With a lot of love and no frills at all, diligent pen of Ivan Kovačić embalmed from oblivion Split from the early 20th century at some thousand pages. In a series of prose sketches it left us an authentic witness of the era and the people who lived in a completely different reality from ours. Not because they were poor, uneducated, but because they lived reality with principles.
Stage adaptation of this prose abundant with motives on "Juda’s Wasteland" - as Tonči Petrasov Marović has named the mythical place of Sustipan, the cemetery where the old City of Split had been buried actually and metaphorically– in a series of naturalistic vignettes revives this reality as a distant echo of yesteryear childhood, as painful memories and melancholy beauty. Through the ritual "laughing and tears" of the participants, who have interwoven their souls into the air, soil, rock and the sea of our City, we inevitably ask ourselves what are the lines along which we live today?

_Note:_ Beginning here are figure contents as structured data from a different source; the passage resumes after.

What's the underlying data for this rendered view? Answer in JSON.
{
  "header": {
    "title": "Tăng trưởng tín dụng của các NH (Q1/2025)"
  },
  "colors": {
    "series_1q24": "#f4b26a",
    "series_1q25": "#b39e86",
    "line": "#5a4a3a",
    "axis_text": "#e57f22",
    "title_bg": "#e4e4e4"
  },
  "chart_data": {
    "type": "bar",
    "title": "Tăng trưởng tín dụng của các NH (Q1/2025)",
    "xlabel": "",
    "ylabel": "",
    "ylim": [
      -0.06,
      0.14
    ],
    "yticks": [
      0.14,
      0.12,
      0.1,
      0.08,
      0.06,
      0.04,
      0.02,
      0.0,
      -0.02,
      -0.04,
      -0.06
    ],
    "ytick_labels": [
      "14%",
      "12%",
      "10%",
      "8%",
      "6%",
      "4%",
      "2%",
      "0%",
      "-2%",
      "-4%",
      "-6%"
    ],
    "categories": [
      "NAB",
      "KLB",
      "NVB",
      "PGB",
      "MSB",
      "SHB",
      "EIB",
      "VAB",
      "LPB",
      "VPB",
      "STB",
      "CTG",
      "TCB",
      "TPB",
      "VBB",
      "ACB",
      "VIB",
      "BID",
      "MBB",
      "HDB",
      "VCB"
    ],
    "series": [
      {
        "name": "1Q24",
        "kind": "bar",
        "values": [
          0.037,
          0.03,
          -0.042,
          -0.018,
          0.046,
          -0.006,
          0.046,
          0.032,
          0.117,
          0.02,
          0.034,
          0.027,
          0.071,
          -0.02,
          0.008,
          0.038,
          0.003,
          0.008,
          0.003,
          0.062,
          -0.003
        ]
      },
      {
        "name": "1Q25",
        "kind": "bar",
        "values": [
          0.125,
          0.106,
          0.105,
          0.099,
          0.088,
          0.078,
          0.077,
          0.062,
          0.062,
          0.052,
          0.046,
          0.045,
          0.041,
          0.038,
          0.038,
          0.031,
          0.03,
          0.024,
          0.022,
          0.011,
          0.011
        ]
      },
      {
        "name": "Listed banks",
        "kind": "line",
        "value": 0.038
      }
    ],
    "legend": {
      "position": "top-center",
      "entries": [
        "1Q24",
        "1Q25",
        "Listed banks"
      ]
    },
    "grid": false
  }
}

Laughter and Tears of the Old Split is an opportunity for us to pause, remember and move forward with the awareness that the principles of these men were not mere vanity, but a way of survival and nurturing of cultural and urban identity, whose devastation we have been witnessing today.
Golovko very deliberately deals with a specific Mediterranean time-space continuum from very different angles, posing a whole series of civilization important issues. Sometimes he does it from a panoramic humorous distance as in Boccaccio's The Decameron (in 2006, 52nd Split Summer Festival) or in De Filippo’s The Great Magic (Croatian National Theatre Split, 2008), but more often, looking at yesterday's local reality rich in colours and revived characters and themes by Marko Uvodić (in 2005, City Youth Theatre Split, in 2007, 53rd Split Summer Festival), or, as now, at the unjustly neglected Ivko Kovačić.
Both the old Split and his subtle chronicler Ivan Kovačić have been neglected with incomprehensible lightness, even erased from our memory. That is why Laughter and Tears of the Old Split, directed by Goran Golovko, will force us to pause and think about the kind of survival we are pursuing fleeing from our own yesteryear.